Conceição: Nessa unidade onde o Cássio estava, apesar da falta de respeito que tiveram comigo na hora do acidente, não havia tortura. Por ter esse outro tipo de metodologia e permitir que as mães visitassem em outros dias que não o domingo, a Febem começou a perseguir esse diretor. Quando soube dessa articulação, juntei 32 mães e fomos até o fórum conversar com o juiz corregedor. E nesse momento surgiu a AMAR, no final de 98. Pela primeira vez, um grupo tão forte de mães foi questionar a Febem. Depois de tentarmos em vão com o juiz corregedor, que nos mandou para o presidente da Febem e também não solucionou, fomos chamadas para uma reunião com o diretor da unidade, José Resende.
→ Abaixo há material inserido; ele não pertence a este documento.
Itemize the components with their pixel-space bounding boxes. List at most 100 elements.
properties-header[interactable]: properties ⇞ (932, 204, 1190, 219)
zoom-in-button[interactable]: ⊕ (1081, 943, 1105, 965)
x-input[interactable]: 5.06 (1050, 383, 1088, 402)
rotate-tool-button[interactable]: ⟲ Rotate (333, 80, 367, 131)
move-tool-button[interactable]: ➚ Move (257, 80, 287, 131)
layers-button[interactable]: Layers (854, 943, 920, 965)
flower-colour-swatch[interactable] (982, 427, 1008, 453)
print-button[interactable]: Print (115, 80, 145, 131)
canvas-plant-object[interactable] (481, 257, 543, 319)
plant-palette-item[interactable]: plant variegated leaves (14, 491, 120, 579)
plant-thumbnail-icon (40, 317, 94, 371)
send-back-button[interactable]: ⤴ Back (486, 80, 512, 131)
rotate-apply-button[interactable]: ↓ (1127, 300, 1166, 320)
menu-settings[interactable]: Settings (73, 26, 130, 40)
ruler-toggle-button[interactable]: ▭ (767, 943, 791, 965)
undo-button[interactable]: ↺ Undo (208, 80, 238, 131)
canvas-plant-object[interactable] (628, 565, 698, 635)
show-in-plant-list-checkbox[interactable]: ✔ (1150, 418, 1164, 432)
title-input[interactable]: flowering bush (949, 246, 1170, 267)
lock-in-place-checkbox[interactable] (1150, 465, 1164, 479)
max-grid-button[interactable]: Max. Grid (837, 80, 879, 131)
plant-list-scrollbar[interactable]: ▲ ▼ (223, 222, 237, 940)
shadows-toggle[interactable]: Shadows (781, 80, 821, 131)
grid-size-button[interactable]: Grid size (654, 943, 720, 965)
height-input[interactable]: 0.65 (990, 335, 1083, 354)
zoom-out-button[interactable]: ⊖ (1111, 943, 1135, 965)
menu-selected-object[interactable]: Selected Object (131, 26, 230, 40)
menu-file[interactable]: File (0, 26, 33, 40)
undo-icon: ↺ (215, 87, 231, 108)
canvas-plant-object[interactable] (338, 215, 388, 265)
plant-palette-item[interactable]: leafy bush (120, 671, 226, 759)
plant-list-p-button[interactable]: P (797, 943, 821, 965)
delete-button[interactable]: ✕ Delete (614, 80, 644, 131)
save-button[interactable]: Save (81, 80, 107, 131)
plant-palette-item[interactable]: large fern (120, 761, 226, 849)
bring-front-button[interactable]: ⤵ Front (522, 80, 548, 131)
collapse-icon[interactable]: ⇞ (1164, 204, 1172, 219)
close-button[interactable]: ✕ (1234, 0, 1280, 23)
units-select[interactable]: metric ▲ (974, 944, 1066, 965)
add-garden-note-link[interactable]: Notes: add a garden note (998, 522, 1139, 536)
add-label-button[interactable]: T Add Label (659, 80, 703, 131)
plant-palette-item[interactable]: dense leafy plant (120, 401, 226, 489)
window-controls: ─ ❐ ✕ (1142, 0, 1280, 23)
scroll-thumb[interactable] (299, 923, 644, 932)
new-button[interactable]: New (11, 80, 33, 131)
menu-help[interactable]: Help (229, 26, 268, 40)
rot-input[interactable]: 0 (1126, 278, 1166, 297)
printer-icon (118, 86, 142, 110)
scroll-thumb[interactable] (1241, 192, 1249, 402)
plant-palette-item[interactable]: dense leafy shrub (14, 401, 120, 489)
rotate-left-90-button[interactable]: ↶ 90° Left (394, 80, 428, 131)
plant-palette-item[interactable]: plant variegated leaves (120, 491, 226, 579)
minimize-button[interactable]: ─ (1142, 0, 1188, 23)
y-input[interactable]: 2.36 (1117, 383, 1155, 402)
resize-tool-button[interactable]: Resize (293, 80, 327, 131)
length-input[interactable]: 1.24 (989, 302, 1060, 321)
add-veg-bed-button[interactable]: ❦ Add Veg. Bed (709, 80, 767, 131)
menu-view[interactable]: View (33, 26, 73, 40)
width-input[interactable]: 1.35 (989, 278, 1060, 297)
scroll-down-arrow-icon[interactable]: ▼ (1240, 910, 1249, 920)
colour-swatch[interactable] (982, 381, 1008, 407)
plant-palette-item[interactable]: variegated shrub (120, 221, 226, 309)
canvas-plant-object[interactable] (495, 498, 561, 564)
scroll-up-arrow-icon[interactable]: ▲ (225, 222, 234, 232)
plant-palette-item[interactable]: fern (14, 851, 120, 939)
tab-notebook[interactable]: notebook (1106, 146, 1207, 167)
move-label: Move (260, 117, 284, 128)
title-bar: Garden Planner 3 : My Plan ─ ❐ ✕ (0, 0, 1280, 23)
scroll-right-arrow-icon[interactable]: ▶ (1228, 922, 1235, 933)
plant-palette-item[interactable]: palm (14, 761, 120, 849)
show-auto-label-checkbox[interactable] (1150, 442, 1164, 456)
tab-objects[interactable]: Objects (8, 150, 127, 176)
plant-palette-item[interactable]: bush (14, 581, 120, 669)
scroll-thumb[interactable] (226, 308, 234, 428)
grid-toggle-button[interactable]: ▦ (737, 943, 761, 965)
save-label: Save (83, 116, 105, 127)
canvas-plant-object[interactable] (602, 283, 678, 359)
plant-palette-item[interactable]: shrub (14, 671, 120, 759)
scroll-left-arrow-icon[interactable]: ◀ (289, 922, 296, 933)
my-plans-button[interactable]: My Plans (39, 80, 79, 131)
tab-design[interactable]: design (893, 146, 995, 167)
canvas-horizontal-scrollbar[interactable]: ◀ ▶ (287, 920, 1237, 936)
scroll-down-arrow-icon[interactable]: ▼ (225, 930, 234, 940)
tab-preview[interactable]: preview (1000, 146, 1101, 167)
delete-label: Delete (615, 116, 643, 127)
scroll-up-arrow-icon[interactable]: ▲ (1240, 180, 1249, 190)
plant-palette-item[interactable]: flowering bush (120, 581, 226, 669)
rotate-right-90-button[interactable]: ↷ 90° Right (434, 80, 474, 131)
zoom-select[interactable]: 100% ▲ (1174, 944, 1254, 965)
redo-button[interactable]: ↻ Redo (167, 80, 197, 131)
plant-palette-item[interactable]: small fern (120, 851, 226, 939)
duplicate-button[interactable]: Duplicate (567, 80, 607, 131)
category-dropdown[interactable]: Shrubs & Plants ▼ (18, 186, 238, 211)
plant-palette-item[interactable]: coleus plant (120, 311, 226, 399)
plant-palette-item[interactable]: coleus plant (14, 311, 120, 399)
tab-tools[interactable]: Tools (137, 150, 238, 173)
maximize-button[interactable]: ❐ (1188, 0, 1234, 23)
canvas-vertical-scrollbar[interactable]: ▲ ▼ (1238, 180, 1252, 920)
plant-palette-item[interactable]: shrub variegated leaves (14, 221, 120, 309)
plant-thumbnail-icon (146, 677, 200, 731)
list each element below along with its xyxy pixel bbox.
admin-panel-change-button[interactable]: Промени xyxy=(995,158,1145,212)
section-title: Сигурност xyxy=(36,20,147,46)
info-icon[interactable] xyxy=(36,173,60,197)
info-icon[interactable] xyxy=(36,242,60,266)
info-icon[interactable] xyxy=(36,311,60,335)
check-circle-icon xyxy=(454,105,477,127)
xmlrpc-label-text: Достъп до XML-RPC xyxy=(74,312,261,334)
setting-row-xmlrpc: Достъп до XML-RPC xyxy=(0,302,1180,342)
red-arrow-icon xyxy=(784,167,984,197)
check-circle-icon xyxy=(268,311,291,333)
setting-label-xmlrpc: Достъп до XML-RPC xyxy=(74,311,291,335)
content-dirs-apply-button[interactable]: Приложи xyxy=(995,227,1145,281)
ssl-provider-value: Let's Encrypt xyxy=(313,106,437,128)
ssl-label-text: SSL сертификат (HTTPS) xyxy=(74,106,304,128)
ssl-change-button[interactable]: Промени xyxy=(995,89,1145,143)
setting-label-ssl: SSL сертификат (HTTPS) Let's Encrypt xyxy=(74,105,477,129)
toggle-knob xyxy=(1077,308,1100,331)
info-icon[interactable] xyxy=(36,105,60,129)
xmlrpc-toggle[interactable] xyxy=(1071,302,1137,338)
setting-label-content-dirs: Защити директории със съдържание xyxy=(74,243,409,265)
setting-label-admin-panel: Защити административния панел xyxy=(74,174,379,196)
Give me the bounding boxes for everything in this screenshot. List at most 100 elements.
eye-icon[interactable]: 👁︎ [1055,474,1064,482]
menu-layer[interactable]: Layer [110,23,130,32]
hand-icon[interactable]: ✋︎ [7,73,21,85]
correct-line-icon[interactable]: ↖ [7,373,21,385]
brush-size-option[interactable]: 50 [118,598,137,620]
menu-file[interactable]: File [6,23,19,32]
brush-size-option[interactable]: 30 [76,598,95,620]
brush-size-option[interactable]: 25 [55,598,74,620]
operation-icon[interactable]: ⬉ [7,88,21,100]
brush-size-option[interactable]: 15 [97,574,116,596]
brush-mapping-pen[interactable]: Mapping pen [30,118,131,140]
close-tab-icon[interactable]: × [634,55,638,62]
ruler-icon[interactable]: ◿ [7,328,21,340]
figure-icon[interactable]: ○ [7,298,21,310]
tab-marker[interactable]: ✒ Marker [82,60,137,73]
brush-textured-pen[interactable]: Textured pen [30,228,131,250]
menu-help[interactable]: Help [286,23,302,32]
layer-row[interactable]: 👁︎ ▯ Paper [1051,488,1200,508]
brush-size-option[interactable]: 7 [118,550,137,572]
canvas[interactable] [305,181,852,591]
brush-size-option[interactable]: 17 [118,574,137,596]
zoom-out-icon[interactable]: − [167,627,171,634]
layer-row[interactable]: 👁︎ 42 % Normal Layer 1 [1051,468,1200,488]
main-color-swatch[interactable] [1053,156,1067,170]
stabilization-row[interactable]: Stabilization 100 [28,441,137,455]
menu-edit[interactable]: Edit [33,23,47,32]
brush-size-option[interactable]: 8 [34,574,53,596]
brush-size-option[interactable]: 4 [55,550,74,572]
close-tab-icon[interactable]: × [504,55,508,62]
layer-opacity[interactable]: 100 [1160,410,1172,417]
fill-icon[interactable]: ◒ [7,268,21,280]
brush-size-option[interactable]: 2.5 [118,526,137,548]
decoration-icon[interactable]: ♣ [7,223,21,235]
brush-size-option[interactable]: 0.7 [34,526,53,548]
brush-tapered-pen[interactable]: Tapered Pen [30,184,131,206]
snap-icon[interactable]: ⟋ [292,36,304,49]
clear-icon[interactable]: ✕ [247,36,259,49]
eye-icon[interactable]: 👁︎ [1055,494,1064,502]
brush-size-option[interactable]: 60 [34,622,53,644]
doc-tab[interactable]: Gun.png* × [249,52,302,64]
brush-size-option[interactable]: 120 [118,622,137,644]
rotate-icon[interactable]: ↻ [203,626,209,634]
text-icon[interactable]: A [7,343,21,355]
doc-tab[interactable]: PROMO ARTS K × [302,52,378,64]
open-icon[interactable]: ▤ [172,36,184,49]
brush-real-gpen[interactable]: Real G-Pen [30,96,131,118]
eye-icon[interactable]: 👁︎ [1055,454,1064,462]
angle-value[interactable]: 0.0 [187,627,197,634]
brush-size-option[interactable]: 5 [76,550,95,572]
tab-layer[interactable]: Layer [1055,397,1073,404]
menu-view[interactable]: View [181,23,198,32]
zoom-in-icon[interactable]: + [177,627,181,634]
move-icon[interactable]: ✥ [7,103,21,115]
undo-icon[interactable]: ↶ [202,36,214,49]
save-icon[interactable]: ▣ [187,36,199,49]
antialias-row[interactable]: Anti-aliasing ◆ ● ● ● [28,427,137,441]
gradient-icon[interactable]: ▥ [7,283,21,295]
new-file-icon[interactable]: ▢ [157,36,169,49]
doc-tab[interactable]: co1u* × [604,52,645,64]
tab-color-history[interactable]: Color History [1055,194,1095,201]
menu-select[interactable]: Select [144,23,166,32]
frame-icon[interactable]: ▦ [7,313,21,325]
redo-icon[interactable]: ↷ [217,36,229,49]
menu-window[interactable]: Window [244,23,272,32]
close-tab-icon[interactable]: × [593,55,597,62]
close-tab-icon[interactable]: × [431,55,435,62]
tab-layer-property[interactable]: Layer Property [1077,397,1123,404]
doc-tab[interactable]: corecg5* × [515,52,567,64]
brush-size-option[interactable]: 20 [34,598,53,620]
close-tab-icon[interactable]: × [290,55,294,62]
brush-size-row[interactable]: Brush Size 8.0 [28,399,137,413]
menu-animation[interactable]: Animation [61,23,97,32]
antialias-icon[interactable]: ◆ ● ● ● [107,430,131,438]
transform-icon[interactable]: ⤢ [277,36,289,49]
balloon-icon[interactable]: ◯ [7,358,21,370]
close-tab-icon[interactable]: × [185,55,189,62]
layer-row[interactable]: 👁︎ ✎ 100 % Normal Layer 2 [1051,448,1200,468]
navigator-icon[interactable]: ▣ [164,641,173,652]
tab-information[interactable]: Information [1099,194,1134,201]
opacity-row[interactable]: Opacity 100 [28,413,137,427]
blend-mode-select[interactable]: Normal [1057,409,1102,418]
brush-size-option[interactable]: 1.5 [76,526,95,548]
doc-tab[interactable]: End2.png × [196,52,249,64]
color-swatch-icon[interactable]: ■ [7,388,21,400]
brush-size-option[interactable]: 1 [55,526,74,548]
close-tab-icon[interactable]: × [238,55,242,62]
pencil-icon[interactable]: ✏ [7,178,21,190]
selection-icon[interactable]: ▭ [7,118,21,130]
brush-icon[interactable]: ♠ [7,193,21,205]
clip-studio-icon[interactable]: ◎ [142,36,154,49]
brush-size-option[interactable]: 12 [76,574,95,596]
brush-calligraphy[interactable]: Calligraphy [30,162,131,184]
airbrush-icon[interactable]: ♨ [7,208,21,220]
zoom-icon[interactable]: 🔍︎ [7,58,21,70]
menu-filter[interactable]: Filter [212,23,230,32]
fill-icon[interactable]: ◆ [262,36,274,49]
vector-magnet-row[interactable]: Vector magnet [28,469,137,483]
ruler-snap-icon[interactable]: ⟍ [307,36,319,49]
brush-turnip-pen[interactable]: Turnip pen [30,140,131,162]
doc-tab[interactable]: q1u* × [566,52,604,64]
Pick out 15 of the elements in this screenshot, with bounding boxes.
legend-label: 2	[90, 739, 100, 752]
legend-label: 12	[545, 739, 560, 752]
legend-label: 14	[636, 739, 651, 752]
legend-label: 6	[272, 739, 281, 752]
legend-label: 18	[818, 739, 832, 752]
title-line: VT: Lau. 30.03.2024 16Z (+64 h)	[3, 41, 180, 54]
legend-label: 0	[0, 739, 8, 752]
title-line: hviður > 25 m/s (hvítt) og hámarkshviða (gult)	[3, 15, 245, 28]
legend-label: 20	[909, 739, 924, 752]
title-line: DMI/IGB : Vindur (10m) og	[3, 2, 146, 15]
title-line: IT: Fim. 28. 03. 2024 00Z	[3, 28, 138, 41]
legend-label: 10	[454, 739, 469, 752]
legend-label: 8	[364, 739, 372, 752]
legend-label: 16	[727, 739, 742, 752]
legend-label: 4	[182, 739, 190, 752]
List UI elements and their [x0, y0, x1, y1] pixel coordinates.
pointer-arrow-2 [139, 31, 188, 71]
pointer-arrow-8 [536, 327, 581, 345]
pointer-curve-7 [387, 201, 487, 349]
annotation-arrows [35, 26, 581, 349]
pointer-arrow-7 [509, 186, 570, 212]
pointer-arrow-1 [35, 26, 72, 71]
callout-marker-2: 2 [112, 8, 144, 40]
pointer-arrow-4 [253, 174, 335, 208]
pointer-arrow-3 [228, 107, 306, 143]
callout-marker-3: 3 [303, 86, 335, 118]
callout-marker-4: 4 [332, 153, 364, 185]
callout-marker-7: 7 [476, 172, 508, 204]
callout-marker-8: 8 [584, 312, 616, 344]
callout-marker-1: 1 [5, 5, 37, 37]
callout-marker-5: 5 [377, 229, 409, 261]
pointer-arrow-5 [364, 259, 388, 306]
Cada mãe defendia sua situação pessoal, mas eu estava preocupada com algo mais abrangente, que era mudar a cultura da Febem. Depois desse primeiro contato, o diretor nos propôs fazer uma série de reuniões para nos capacitar sobre o ECA e cidadania. Das 32 mães, apenas eu e mais outras ficamos na AMAR, porque é algo muito pessoal. À medida que os filhos deixam a Febem, elas vão cuidar da sua vida, com os maridos. E eu como não tinha marido, podia me dedicar a isso.

Como foi o início da AMAR?
Conceição: Eu era muito atrevida. Naquele ano de 99, íamos nas portas das unidades em rebelião e entrávamos, e isso nos deu legitimidade. Enfrentávamos a tropa de choque da Polícia Militar. Eu garanti uma autonomia que ninguém me deu, mas eu garanti esse direito. E eu vou lutar por esse direito. A imprensa nos ajudou muito, pois dava visibilidade. A AMAR serve como um ombro amigo para as mães que não têm a quem recorrer. E aquilo que não fizeram por mim, eu comecei a fazer por elas. Então ia à delegacia junto, denunciava tortura.

Ainda existe o problema da droga na sua casa?
Conceição: Sim, nesse momento até que meu filho está bem, mas a pessoa que é dependente química tem várias recaídas. É uma incerteza, insegurança e infelicidade constante. É um mundo de tortura. A gente não consegue ser mais feliz.

De que forma as famílias podem ajudar o adolescente em situação de risco?
Conceição: A melhor maneira é se conscientizar e lutar pelas políticas de atendimento, principalmente, em relação ao álcool e às drogas, pois nós, a comunidade, somos maioria, para mudar essa situação e fiscalizar. Não adianta implantar tratamento de quinta categoria. A crise é muito séria. É uma rede de violência muito forte que exige a nossa união para combater isso e a miséria também. Não adianta blindar os carros e encher as casas de portões. Hoje, em várias famílias o tráfico de drogas é geração de renda, é emprego. Eu cheguei a conhecer famílias de gente muito decente, que os filhos traficavam para comerem. Olha o absurdo a que chegamos.

Como você vê o seu trabalho?
Conceição: Tenho uma missão, uma grande luta pela frente. E nós somos autores da nossa história. Minha luta é como uma grande árvore. Ela nasceu de uma pequena semente, mas sonho com o dia que ela dará sombra para o mundo. Eu sei que a minha luta não serviu para o Cássio na Febem, mas servirá para outros Cássios.


As informações são da Fundação Gol de Letra.